REMINISCENCE―T―

 封神計画発動
 【精神(アストラル)世界での会話】
 そこは何もない奇妙な空間だった……
 そこには三人の少年がいた、否、少年の姿をした存在(モノ)がと言い直すべきであろう……
 薄暗い、その空間では少年達の姿は影になっていて、その顔は見ることはできない。
 そこに来ることができるのは、そしてその存在を知っているのは彼等だけだった。
 【今日、原始天尊様から命が下された……】
 【ハッ、封神計画か……】
 【我らのことは気付かれてはならぬ、汝らはこれまで通りに、何も知らぬ振りを通せ……】
 三者はかんたんな言葉を交わして、そしてその場をそれぞれ去って行った……
 
 ―人界―(太公望)
 原始天尊様から打神鞭と四不象を授けられ、人界に降りてきて直ぐに申公豹に出会った。
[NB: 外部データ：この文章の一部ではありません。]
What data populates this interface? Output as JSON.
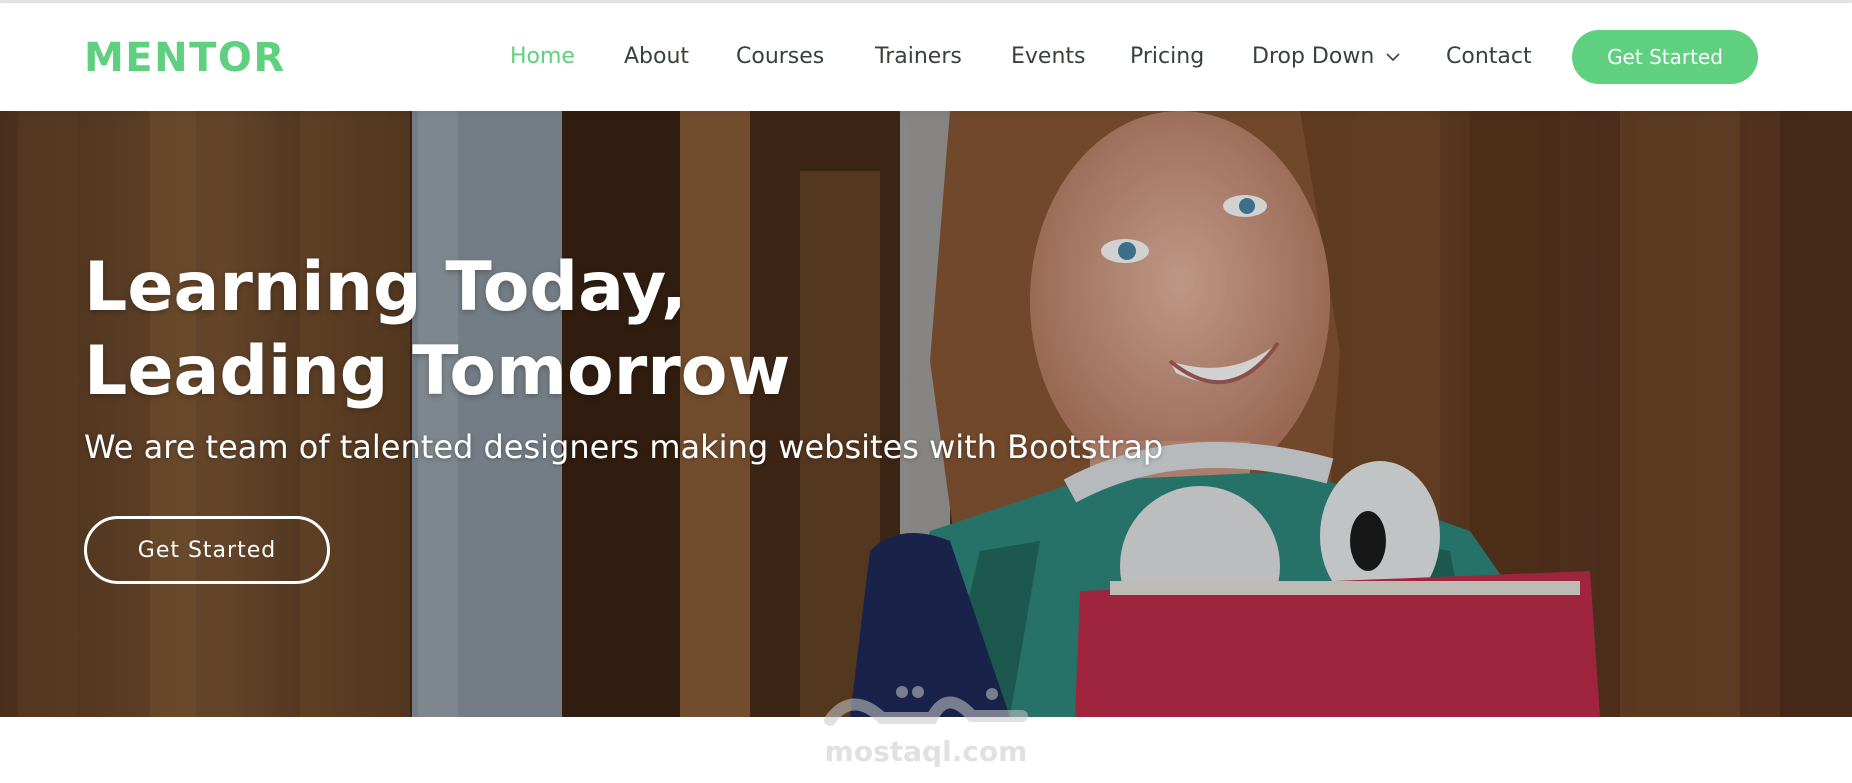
{
  "brand": {
    "name": "MENTOR",
    "color": "#5fcf80"
  },
  "nav": {
    "items": [
      {
        "label": "Home",
        "active": true
      },
      {
        "label": "About"
      },
      {
        "label": "Courses"
      },
      {
        "label": "Trainers"
      },
      {
        "label": "Events"
      },
      {
        "label": "Pricing"
      },
      {
        "label": "Drop Down",
        "icon": "chevron-down-icon"
      },
      {
        "label": "Contact"
      }
    ],
    "cta_label": "Get Started"
  },
  "hero": {
    "title_line1": "Learning Today,",
    "title_line2": "Leading Tomorrow",
    "subtitle": "We are team of talented designers making websites with Bootstrap",
    "button_label": "Get Started",
    "image": "student-with-headphones-photo"
  },
  "watermark": {
    "text": "mostaql.com",
    "logo": "mostaql-arabic-logo"
  },
  "colors": {
    "accent": "#5fcf80",
    "nav_text": "#37423b",
    "hero_text": "#ffffff"
  }
}
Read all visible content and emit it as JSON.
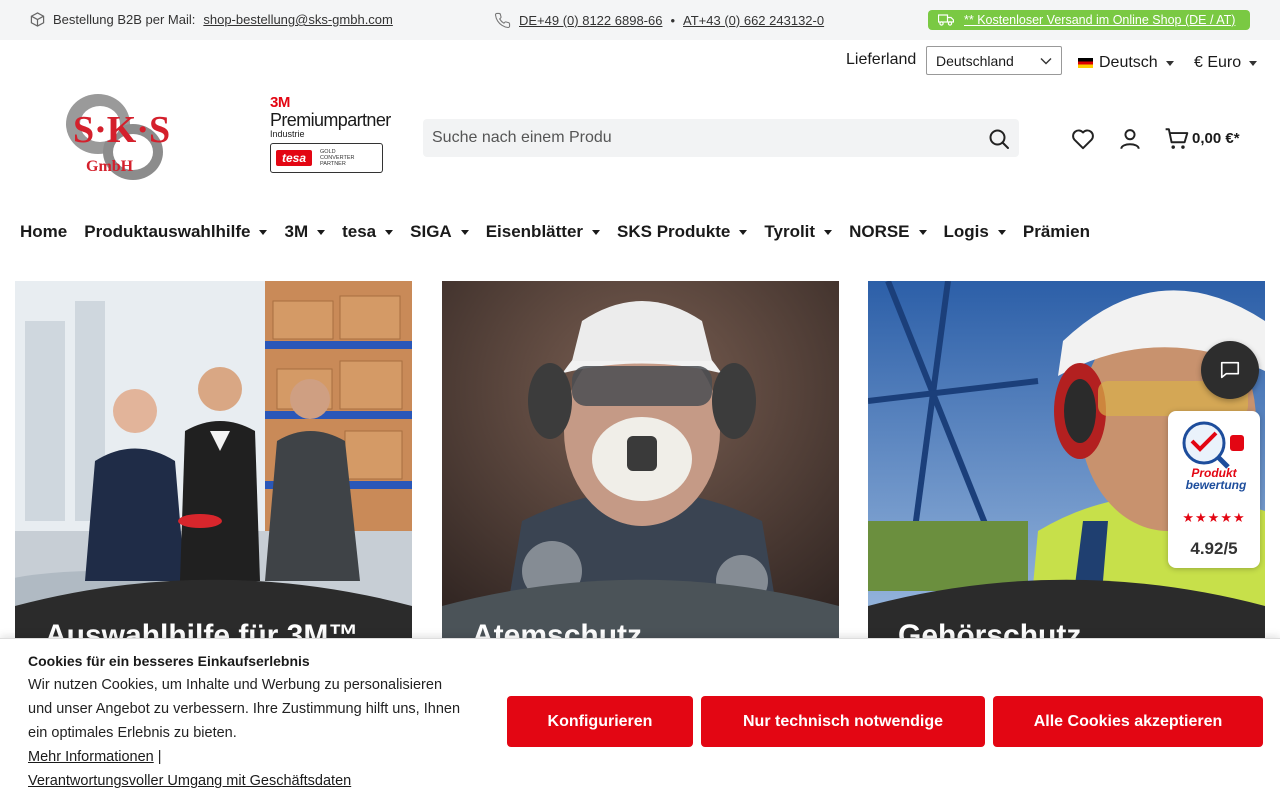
{
  "topbar": {
    "order_label": "Bestellung B2B per Mail:",
    "order_email": "shop-bestellung@sks-gmbh.com",
    "phone_de": "DE+49 (0) 8122 6898-66",
    "separator": "•",
    "phone_at": "AT+43 (0) 662 243132-0",
    "shipping": "** Kostenloser Versand im Online Shop (DE / AT)"
  },
  "locale": {
    "country_label": "Lieferland",
    "country_value": "Deutschland",
    "language": "Deutsch",
    "currency": "€ Euro"
  },
  "brand": {
    "logo_text": "S·K·S",
    "logo_sub": "GmbH",
    "partner_3m": "3M",
    "partner_line1": "Premiumpartner",
    "partner_line2": "Industrie",
    "tesa": "tesa",
    "tesa_badge": [
      "GOLD",
      "CONVERTER",
      "PARTNER"
    ]
  },
  "search": {
    "placeholder": "Suche nach einem Produ"
  },
  "cart": {
    "total": "0,00 €*"
  },
  "nav": [
    {
      "label": "Home",
      "dropdown": false
    },
    {
      "label": "Produktauswahlhilfe",
      "dropdown": true
    },
    {
      "label": "3M",
      "dropdown": true
    },
    {
      "label": "tesa",
      "dropdown": true
    },
    {
      "label": "SIGA",
      "dropdown": true
    },
    {
      "label": "Eisenblätter",
      "dropdown": true
    },
    {
      "label": "SKS Produkte",
      "dropdown": true
    },
    {
      "label": "Tyrolit",
      "dropdown": true
    },
    {
      "label": "NORSE",
      "dropdown": true
    },
    {
      "label": "Logis",
      "dropdown": true
    },
    {
      "label": "Prämien",
      "dropdown": false
    }
  ],
  "tiles": [
    {
      "title": "Auswahlhilfe für 3M™"
    },
    {
      "title": "Atemschutz"
    },
    {
      "title": "Gehörschutz"
    }
  ],
  "rating": {
    "badge_line1": "Produkt",
    "badge_line2": "bewertung",
    "stars": "★★★★★",
    "score": "4.92/5"
  },
  "cookie": {
    "title": "Cookies für ein besseres Einkaufserlebnis",
    "text": "Wir nutzen Cookies, um Inhalte und Werbung zu personalisieren und unser Angebot zu verbessern. Ihre Zustimmung hilft uns, Ihnen ein optimales Erlebnis zu bieten.",
    "more_info": "Mehr Informationen",
    "link_sep": "|",
    "responsible": "Verantwortungsvoller Umgang mit Geschäftsdaten",
    "btn_configure": "Konfigurieren",
    "btn_necessary": "Nur technisch notwendige",
    "btn_accept_all": "Alle Cookies akzeptieren"
  },
  "colors": {
    "brand_red": "#e30613",
    "ship_green": "#7ac943",
    "dark_band": "#2b2b2b",
    "gray_band": "#4b5358"
  }
}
 謁見の間での一部始終をあやつが覗いておった事は気付いておった。
 原始天尊様は敢えて覗かせておったようだ……
 「服が悪趣味―センス最低―」
 申公豹をわざと怒らせ、攻撃させる事によってあやつが雷公鞭を使いこなせておることは判った。
 羌族の村が背後にあった事も知っておった。
 かわそうとしてそれに気づき、それを守りかつあやつに一矢報いた事実(こと)により……
 【これであやつはそなたを注視する】
 空間にはいくつものパネルが人界や仙界の様子を映している。
 その中には、意識を失った太公望と四不象の様子やそれに対する、申公豹と黒点虎のやりとりも総て映されていた……
 そこには二つの少年の姿をした影がいた。
 ―仙界・崑崙山・玉虚宮―
 「申公豹が太公望に興味を持ったようじゃ……」
 崑崙を下山した太公望の様子を千里眼で見ていた原始天尊が呟く。
 ―仙界のその様子を映すパネルを見ながら、影の一つが言う。
 【千里眼か……だが……】
 【千里眼でも、否、何人もここまでは覗けぬ……】
 もう一人がそう後を引き取る……
 【わしはもう行く、あまり長いこと気絶しておる訳にもいかぬからのう】
 そう声をかけ、一人は姿を消した。
 ―人界―
 草原に倒れている太公望と四不象の周りには子供が集まっていた。
 ―死んでるのか?/さぁ…・うわーっ!変な生き物もいるぞ!!/さっきの雷にやられたようだぜダメじゃないか?/でも…雷が村に落ちてたら大変だったよね…… /あー目が開いた!!―
 太公望はそれをぼんやりとした意識で聞き……
 ―あの村は無事であったか―
 そう思い、そして身を起こす。隣では四不象が足をバタつかせて起きあがる。
 『生きてるぞぅ/わーい!』
 歓声を上げて子供達が去っていく。
 「いっ…生きてるっス」
 驚く四不象の隣で、太公望は、ぱむぱむと両手で顔を叩いて気合いを入れる。
 「甘くみておった、もっと気を引き締めねばならぬ!」
 きっ、と顔を上げる太公望に、四不象が問う。
 「…これからどうします?まだ封神を続けるっスか?…それとも」
 「まぁイキナシあんな強いのに当たったのは不運であったが、もうはじめてしまったことだ後には引けぬ!」
 殷王墓の前まで来たときだった、太公望の足が止まる。
 太公望は重々しく墓に語りかける、だが、その緊張感もすぐに消えいつもの太公望がそこにいた。